Despite expectations of financial collapse if Donald Trump were elected president, international markets have responded well since Election Day. (Jessica Christian/S.F. Examiner)

Global markets whipsawed by Trump victory

Caught off guard, financial markets reacted sharply to Donald Trump’s election victory Tuesday.

But contrary to many predictions of tanking global markets in the event of a Trump win, markets worldwide and in the U.S. quickly rebounded and have actually shown surprising strength. Just like the election results that caught prognosticators unaware, the financial reaction has caught many experts flat-footed.

“Oh my God, this [election] is going much differently than was expected,” Wells Fargo Chief Investment Officer Erik Davidson said from his Carmel office Thursday about the week’s market action.

Davidson attributed the market’s turnaround to Trump, in his victory speech, appearing presidential and gracious. This, together with Hillary Clinton’s concession speech and President Barack Obama’s remarks Wednesday, helped reassure markets that a peaceful transfer of power was on track.

Also, word that Trump would push for infrastructure spending also cheered the markets as they eyed the potentially profitable prospect. The American Society of Civil Engineers has estimated the cost of fixing America’s infrastructure to be $3.6 trillion by 2020 potentially making for big-ticket spending on infrastructure.

Charles Schwab Center for Financial Research, however, sounded a note of caution to investors.

“We expect [volatility] will last as long as uncertainty remains,” Schwab warned in its report this week. “How President Trump will govern is a huge wild card.”

It pointed to many factors which could lead to a period of higher volatility in the markets. Chief factors cited were that Trump still needs to put together a cabinet, hire a staff to figure out policy priorities and develop a relationship with Congress and, in particular, with some members of his own party.

Furthermore, they expressed much will also depend on whether Trumps makes good on his campaign promises. Those promises include building a wall on the Mexican border, repealing and replacing the Affordable Care Act and cutting individual tax rates.

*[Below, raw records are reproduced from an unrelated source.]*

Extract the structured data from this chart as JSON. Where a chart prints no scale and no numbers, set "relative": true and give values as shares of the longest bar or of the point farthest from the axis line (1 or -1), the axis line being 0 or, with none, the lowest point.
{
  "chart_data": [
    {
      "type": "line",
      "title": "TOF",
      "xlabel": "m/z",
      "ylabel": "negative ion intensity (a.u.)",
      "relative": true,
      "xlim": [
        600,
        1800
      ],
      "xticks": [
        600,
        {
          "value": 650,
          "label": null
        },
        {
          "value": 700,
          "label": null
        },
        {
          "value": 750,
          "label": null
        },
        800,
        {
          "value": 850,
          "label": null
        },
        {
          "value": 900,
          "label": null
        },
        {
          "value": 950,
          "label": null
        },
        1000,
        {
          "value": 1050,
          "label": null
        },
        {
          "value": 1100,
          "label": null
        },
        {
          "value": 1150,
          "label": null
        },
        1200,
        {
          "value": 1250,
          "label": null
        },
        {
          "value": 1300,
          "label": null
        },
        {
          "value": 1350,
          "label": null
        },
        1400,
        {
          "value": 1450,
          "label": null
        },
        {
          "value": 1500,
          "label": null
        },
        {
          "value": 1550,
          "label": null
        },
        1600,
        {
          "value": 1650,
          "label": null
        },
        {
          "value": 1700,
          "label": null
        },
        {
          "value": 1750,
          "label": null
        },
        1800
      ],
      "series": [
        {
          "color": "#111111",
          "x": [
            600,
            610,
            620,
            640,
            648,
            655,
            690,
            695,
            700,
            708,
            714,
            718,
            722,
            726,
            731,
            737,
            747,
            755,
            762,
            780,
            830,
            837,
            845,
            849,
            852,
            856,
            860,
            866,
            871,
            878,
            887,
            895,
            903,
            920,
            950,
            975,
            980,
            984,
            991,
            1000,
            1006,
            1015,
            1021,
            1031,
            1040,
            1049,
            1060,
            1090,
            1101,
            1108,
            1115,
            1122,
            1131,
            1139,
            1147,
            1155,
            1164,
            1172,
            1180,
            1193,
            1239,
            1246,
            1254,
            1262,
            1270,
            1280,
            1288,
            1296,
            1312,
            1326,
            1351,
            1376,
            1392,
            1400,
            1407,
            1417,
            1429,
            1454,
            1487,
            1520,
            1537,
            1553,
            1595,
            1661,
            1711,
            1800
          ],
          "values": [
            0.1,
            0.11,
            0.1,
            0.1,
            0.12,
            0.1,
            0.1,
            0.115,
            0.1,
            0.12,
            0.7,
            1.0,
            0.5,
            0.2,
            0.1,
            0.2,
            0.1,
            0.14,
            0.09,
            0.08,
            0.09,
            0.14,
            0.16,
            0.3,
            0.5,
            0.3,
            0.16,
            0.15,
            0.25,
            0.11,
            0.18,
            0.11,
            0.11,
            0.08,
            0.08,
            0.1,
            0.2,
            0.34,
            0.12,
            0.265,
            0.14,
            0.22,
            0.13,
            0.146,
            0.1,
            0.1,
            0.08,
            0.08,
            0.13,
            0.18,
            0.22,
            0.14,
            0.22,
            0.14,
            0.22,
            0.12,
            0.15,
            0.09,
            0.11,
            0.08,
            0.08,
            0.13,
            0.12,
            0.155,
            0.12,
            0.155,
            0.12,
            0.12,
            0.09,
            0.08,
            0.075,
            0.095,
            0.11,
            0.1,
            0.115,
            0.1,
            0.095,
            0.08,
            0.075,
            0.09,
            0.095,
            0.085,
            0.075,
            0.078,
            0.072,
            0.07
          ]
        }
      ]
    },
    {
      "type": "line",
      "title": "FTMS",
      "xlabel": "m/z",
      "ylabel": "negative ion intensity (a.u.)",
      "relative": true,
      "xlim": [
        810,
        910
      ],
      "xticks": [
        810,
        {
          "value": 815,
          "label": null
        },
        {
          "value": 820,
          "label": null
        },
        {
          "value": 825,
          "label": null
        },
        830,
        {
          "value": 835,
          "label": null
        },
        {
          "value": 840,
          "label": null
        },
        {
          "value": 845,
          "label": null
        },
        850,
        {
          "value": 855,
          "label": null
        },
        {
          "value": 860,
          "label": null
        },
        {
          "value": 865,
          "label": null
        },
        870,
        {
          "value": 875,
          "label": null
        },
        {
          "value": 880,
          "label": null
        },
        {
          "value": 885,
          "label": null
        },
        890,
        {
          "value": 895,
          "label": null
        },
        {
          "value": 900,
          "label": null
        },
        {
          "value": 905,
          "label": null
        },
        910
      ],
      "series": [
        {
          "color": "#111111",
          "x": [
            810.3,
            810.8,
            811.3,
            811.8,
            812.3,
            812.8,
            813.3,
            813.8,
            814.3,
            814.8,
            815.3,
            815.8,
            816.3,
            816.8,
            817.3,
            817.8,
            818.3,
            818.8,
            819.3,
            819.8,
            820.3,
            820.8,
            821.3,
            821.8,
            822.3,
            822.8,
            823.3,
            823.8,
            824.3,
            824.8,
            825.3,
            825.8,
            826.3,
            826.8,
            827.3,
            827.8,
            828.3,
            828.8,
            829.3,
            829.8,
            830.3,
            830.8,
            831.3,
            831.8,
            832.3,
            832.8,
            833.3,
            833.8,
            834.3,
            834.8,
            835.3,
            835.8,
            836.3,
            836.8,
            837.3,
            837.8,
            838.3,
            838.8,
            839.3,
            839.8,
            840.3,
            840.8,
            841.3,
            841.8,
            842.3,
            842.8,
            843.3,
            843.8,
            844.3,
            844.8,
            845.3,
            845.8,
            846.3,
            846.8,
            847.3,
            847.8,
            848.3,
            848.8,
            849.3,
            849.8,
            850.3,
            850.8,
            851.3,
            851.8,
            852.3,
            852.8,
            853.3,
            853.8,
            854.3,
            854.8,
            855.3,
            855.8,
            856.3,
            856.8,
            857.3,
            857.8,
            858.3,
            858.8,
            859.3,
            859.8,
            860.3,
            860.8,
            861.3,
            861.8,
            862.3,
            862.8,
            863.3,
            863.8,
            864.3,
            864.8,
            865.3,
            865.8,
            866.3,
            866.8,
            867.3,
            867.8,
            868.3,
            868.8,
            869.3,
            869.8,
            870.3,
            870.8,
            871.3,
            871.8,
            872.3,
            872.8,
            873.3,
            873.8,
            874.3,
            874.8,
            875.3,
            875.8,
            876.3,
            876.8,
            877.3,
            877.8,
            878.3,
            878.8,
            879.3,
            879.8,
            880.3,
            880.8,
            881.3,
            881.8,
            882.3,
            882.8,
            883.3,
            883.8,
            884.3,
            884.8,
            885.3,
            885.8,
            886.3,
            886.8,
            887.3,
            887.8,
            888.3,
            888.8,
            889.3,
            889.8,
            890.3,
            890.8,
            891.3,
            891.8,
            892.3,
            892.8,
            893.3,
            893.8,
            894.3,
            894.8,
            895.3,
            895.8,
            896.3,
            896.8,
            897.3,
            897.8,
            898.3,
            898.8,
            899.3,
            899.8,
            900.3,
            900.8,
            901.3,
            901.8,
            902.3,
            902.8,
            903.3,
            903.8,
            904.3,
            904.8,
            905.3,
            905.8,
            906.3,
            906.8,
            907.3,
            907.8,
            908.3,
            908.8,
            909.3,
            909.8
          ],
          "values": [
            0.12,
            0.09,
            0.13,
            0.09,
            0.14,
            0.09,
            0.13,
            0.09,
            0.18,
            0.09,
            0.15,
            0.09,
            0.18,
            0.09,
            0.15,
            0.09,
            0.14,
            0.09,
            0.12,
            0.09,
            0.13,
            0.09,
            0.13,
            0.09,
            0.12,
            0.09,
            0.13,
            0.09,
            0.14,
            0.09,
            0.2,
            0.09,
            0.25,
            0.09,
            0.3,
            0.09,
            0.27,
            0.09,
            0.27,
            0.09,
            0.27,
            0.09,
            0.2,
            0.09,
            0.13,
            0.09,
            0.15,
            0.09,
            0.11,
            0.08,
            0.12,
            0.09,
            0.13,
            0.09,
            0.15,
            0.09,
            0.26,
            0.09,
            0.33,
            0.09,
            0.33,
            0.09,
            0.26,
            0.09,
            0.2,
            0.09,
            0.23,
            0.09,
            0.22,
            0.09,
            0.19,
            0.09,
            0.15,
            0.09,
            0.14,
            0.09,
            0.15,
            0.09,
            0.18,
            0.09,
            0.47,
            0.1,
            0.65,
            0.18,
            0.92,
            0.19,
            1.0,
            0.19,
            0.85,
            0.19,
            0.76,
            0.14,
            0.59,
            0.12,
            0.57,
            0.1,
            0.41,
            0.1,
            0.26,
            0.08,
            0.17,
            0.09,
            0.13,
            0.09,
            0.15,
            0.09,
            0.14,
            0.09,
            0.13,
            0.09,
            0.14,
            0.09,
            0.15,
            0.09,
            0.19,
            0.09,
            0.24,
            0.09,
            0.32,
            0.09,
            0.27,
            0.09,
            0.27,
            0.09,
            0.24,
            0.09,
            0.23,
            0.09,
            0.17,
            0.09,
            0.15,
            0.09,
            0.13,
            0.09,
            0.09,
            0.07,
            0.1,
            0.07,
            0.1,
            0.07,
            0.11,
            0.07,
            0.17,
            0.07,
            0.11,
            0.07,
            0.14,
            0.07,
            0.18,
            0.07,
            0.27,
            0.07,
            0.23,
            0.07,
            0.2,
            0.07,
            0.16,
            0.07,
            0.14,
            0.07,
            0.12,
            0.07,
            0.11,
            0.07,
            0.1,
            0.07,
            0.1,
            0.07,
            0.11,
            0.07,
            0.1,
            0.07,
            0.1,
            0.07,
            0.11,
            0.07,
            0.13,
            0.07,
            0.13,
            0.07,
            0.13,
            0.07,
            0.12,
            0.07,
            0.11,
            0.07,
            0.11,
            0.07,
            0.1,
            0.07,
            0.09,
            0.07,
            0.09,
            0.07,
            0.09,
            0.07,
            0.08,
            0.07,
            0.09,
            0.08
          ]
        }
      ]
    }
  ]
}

In the near-term Schwab noted, Trump and Congress will be facing another budget deadline Dec. 9 for funding government operations. In the past, this has been a contentious issues for a faction of Republican legislators.

As if to underline this point, the often overlooked bond market saw dramatic action this week with Interest rates on the 10 year Treasury bond increasing by an extraordinary quarter to half a point.

“We have likely seen lowest interest rates for a generation,” Davidson said.

Davidson further cautioned there is a high probability of a recession just based on the length of current economic recovery. Davidson said this is the second longest economic recovery in U.S. history.

Venoo Kakar, assistant professor of economics at San Francisco State University, echoed Davidson’s view.

“The Federal Reserve is on course to raise interest rates driven by [economic] fundamentals,” Kakar said. “We cannot have interest rates too low for too long because it fuels asset bubbles.”